Thursday, March 21, 2013


Lace is never out of fashion but sometimes it is really in fashion. The continued popularity of Downton Abby has definitely put lace back in the forefront of fashion and we are seeing a variety of design houses using it, from Cavalli to Burberry to Jason Wu.
Lace was on view at the oscars from Adele's black sheer lace to Amanda Seyfried white Alexander McQueens white lace dress.
Valentino puts a modern spin with a camo lace dress.

Although lace often represents the feminine, softness and innocence of the wearer, it was not always so.

The Victoria and Albert museum have just opened an exhibition, Treasures of the royal courts, where lace ruffs, collars and cuffs, are shown as a symbol of money, as lace was expensive, handmade and very labor intensive.
Lace can also be aggressive when worn with leather or even rubberized.
What I like about lace is that is is not trendy but stylish, so over time the high cost is well worth it.

ALENCON; is a french needlepoint lace favored by the French 2nd empire 1852-1870,  that features bouquets of flowers, leaves and ferns designs on a sheer reseau mesh background.
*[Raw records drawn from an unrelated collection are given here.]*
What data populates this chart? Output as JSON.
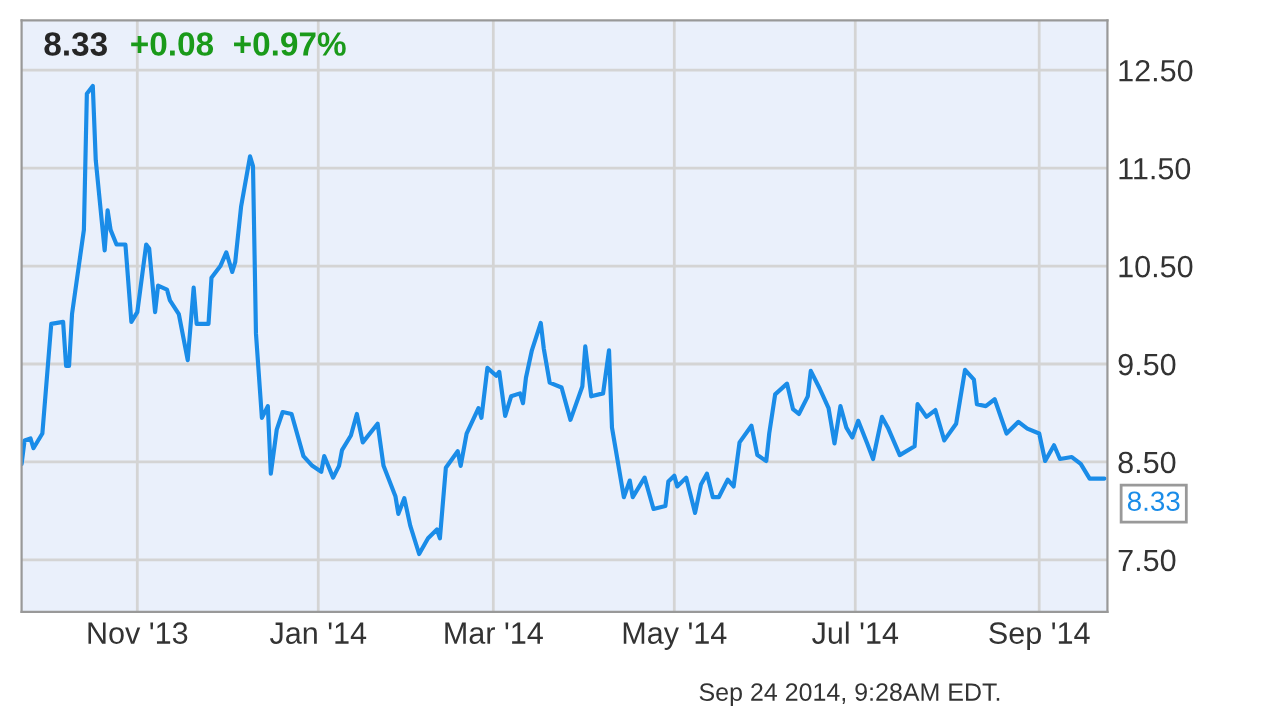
{
  "chart_data": {
    "type": "line",
    "title": "8.33",
    "subtitle": "+0.08  +0.97%",
    "x": [
      "2013-09-23",
      "2013-09-24",
      "2013-09-26",
      "2013-09-27",
      "2013-09-30",
      "2013-10-03",
      "2013-10-07",
      "2013-10-08",
      "2013-10-09",
      "2013-10-10",
      "2013-10-14",
      "2013-10-15",
      "2013-10-17",
      "2013-10-18",
      "2013-10-21",
      "2013-10-22",
      "2013-10-23",
      "2013-10-25",
      "2013-10-28",
      "2013-10-30",
      "2013-11-01",
      "2013-11-04",
      "2013-11-05",
      "2013-11-07",
      "2013-11-08",
      "2013-11-11",
      "2013-11-12",
      "2013-11-15",
      "2013-11-18",
      "2013-11-20",
      "2013-11-21",
      "2013-11-25",
      "2013-11-26",
      "2013-11-29",
      "2013-12-01",
      "2013-12-03",
      "2013-12-04",
      "2013-12-06",
      "2013-12-09",
      "2013-12-10",
      "2013-12-11",
      "2013-12-13",
      "2013-12-15",
      "2013-12-16",
      "2013-12-18",
      "2013-12-20",
      "2013-12-23",
      "2013-12-27",
      "2013-12-30",
      "2014-01-02",
      "2014-01-03",
      "2014-01-06",
      "2014-01-08",
      "2014-01-09",
      "2014-01-12",
      "2014-01-14",
      "2014-01-16",
      "2014-01-21",
      "2014-01-23",
      "2014-01-27",
      "2014-01-28",
      "2014-01-30",
      "2014-02-01",
      "2014-02-04",
      "2014-02-07",
      "2014-02-10",
      "2014-02-11",
      "2014-02-13",
      "2014-02-17",
      "2014-02-18",
      "2014-02-20",
      "2014-02-24",
      "2014-02-25",
      "2014-02-27",
      "2014-03-02",
      "2014-03-03",
      "2014-03-05",
      "2014-03-07",
      "2014-03-10",
      "2014-03-11",
      "2014-03-12",
      "2014-03-14",
      "2014-03-17",
      "2014-03-18",
      "2014-03-20",
      "2014-03-24",
      "2014-03-27",
      "2014-03-31",
      "2014-04-01",
      "2014-04-03",
      "2014-04-07",
      "2014-04-09",
      "2014-04-10",
      "2014-04-14",
      "2014-04-16",
      "2014-04-17",
      "2014-04-21",
      "2014-04-24",
      "2014-04-28",
      "2014-04-29",
      "2014-05-01",
      "2014-05-02",
      "2014-05-05",
      "2014-05-08",
      "2014-05-10",
      "2014-05-12",
      "2014-05-14",
      "2014-05-16",
      "2014-05-19",
      "2014-05-21",
      "2014-05-23",
      "2014-05-27",
      "2014-05-29",
      "2014-06-01",
      "2014-06-02",
      "2014-06-04",
      "2014-06-08",
      "2014-06-10",
      "2014-06-12",
      "2014-06-15",
      "2014-06-16",
      "2014-06-19",
      "2014-06-22",
      "2014-06-24",
      "2014-06-26",
      "2014-06-28",
      "2014-06-30",
      "2014-07-02",
      "2014-07-05",
      "2014-07-07",
      "2014-07-10",
      "2014-07-12",
      "2014-07-16",
      "2014-07-21",
      "2014-07-22",
      "2014-07-25",
      "2014-07-28",
      "2014-07-31",
      "2014-08-04",
      "2014-08-07",
      "2014-08-10",
      "2014-08-11",
      "2014-08-14",
      "2014-08-17",
      "2014-08-21",
      "2014-08-25",
      "2014-08-28",
      "2014-09-01",
      "2014-09-03",
      "2014-09-06",
      "2014-09-08",
      "2014-09-12",
      "2014-09-15",
      "2014-09-18",
      "2014-09-23"
    ],
    "series": [
      {
        "color": "#1a8ce8",
        "values": [
          8.48,
          8.72,
          8.74,
          8.64,
          8.79,
          9.91,
          9.93,
          9.48,
          9.48,
          10.01,
          10.87,
          12.26,
          12.34,
          11.58,
          10.66,
          11.07,
          10.87,
          10.72,
          10.72,
          9.93,
          10.03,
          10.72,
          10.68,
          10.03,
          10.3,
          10.26,
          10.15,
          10.01,
          9.54,
          10.28,
          9.91,
          9.91,
          10.38,
          10.5,
          10.64,
          10.44,
          10.54,
          11.11,
          11.62,
          11.52,
          9.81,
          8.95,
          9.07,
          8.38,
          8.83,
          9.01,
          8.99,
          8.56,
          8.46,
          8.4,
          8.56,
          8.34,
          8.46,
          8.62,
          8.77,
          8.99,
          8.7,
          8.89,
          8.46,
          8.15,
          7.97,
          8.13,
          7.85,
          7.56,
          7.72,
          7.81,
          7.72,
          8.44,
          8.61,
          8.46,
          8.79,
          9.05,
          8.95,
          9.46,
          9.38,
          9.42,
          8.97,
          9.17,
          9.2,
          9.1,
          9.36,
          9.64,
          9.92,
          9.66,
          9.31,
          9.26,
          8.93,
          9.27,
          9.68,
          9.17,
          9.2,
          9.64,
          8.85,
          8.14,
          8.31,
          8.14,
          8.34,
          8.02,
          8.05,
          8.3,
          8.36,
          8.25,
          8.34,
          7.98,
          8.27,
          8.38,
          8.14,
          8.14,
          8.32,
          8.25,
          8.7,
          8.87,
          8.57,
          8.51,
          8.79,
          9.19,
          9.3,
          9.04,
          8.99,
          9.17,
          9.43,
          9.25,
          9.05,
          8.69,
          9.07,
          8.85,
          8.75,
          8.92,
          8.69,
          8.53,
          8.96,
          8.85,
          8.57,
          8.66,
          9.09,
          8.96,
          9.03,
          8.72,
          8.89,
          9.44,
          9.34,
          9.09,
          9.07,
          9.14,
          8.79,
          8.91,
          8.84,
          8.79,
          8.51,
          8.67,
          8.53,
          8.55,
          8.48,
          8.33,
          8.33
        ]
      }
    ],
    "xlim": [
      "2013-09-23",
      "2014-09-24"
    ],
    "xticks": [
      {
        "value": "2013-11-01",
        "label": "Nov '13"
      },
      {
        "value": "2014-01-01",
        "label": "Jan '14"
      },
      {
        "value": "2014-03-01",
        "label": "Mar '14"
      },
      {
        "value": "2014-05-01",
        "label": "May '14"
      },
      {
        "value": "2014-07-01",
        "label": "Jul '14"
      },
      {
        "value": "2014-09-01",
        "label": "Sep '14"
      }
    ],
    "ylim": [
      6.97,
      13.01
    ],
    "yticks": [
      {
        "value": 7.5,
        "label": "7.50"
      },
      {
        "value": 8.5,
        "label": "8.50"
      },
      {
        "value": 9.5,
        "label": "9.50"
      },
      {
        "value": 10.5,
        "label": "10.50"
      },
      {
        "value": 11.5,
        "label": "11.50"
      },
      {
        "value": 12.5,
        "label": "12.50"
      }
    ],
    "grid": true,
    "annotations": [
      {
        "text": "8.33",
        "x": "2014-09-23",
        "y": 8.33
      },
      "Sep 24 2014, 9:28AM EDT."
    ]
  }
}
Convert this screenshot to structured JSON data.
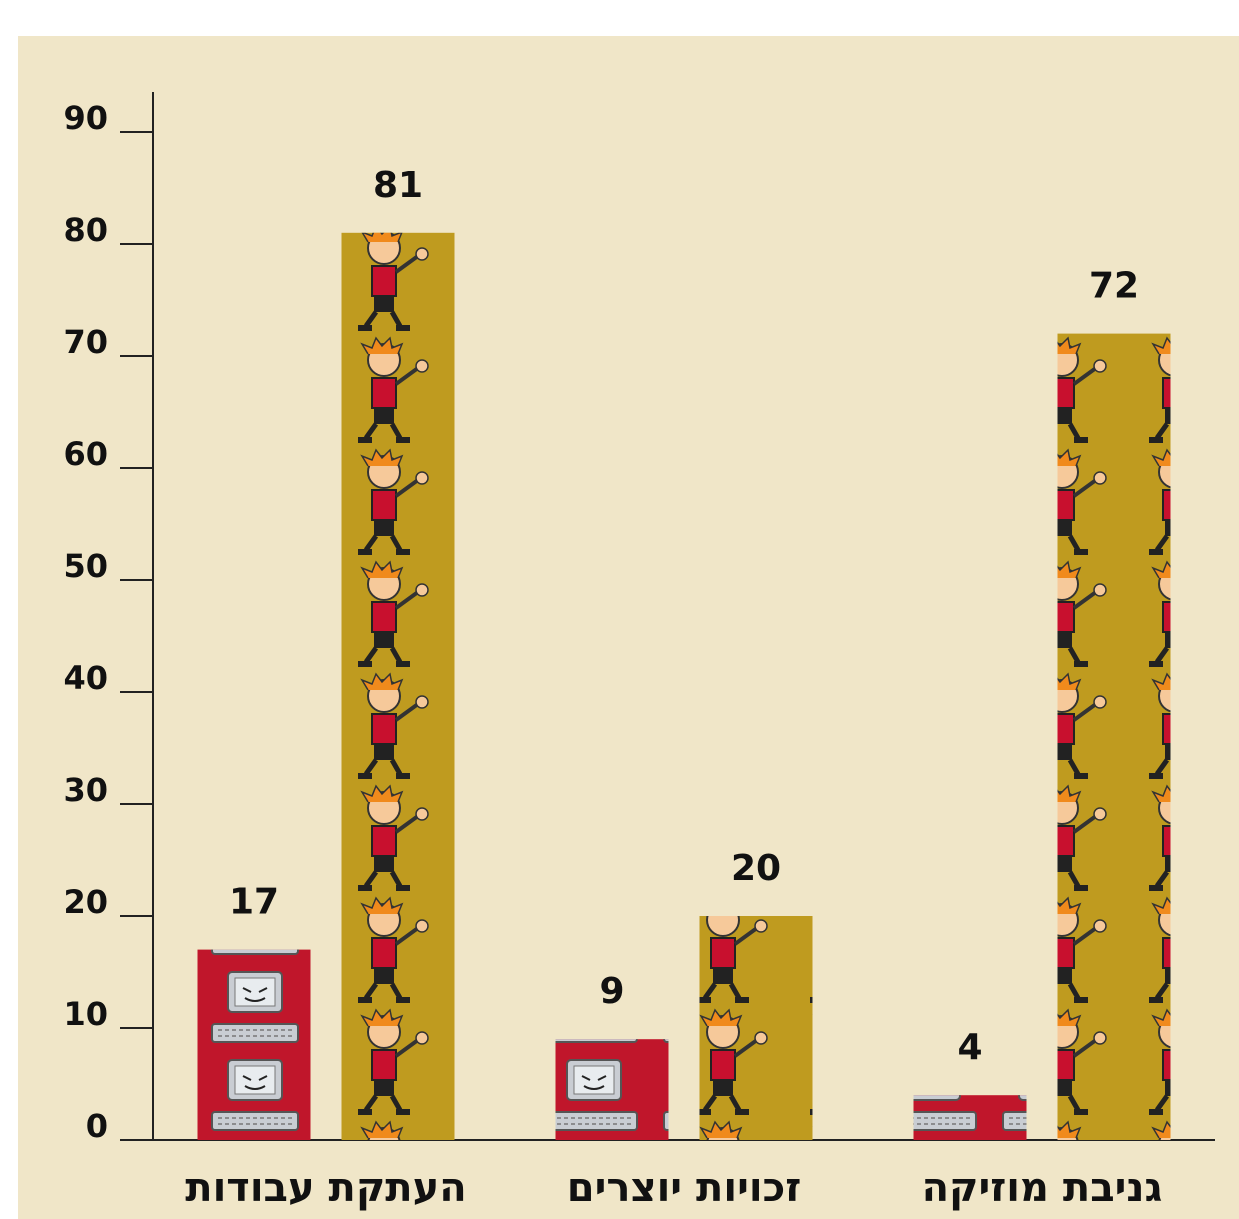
{
  "chart_data": {
    "type": "bar",
    "categories": [
      "העתקת עבודות",
      "זכויות יוצרים",
      "גניבת מוזיקה"
    ],
    "series": [
      {
        "color": "#c0162b",
        "values": [
          17,
          9,
          4
        ]
      },
      {
        "color": "#bf9b1f",
        "values": [
          81,
          20,
          72
        ]
      }
    ],
    "ylim": [
      0,
      90
    ],
    "yticks": [
      0,
      10,
      20,
      30,
      40,
      50,
      60,
      70,
      80,
      90
    ]
  }
}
Sometimes up to 10 specialists worked on the dame piece of lace.

It is often embellished with beads or sequins.

BATTENBURG AKA RENAISSANCE; is a heavy 19th-century lace made by shaping linen braid or tape into patterns with thread connections to hold the pattern together.

Shelly Segal Battenburg dress.

CARRICKMACROSS AKA PRINCESS LACE; maybe the fairest of them all, is a delicate Irish lace used in christening robes and wedding veils.

Carrickmacross lace used on the Duchess of Cambridge's wedding dress.

Portions of the fabric are cut way and reinforced with embroidery. Nowadays, the net is made by machine and the patterns are applied by hand with a needle.

CHANTILLY; a favorite of the French court, is made on a soft mesh and uses patterns of flowers, branches and ribbons on a plain background.

Used as trim on  a hat.
And made into a famous song by the BIG BOOPER.

CLUNY AKA RIBBON; this lace is make from course linen threads on looms or jacquard machines. Often used as table or bed linen. This is very strong lace and manufactured on a large scale today.

 Top trimmed with Cluny lace.

DUCHESS LACE aka Brussels (needle lace) or Bruges (bobbin lace);  is a lace with raised floral designed on a spaced net background. Sometimes inserts of needle lace, called ROSE POINTS, were frequently combined with Brussels duchess bobbin lace. Do not expect to find lace factories in either cities as they do not exist.
Duchess lace is manufactured on a cushion on which a paper pattern is pinned. The lace maker will use on average 22 bobbins and up too 200 for an intricate design. The corner of a handkerchief can take 2-3 days to make.

GROS POINT DE VENISE AKA GUIPURE aka Point de France; this is a heavy needlepoint lace made with buttonhole stitches. The lace is raised with a pattern that looks like carved ivory. Thick cordonnets outline the heavy scrolling flowers. Similar lace was made in Ireland, Belgium, and Italy.

Used as trim on a retro fifties hat.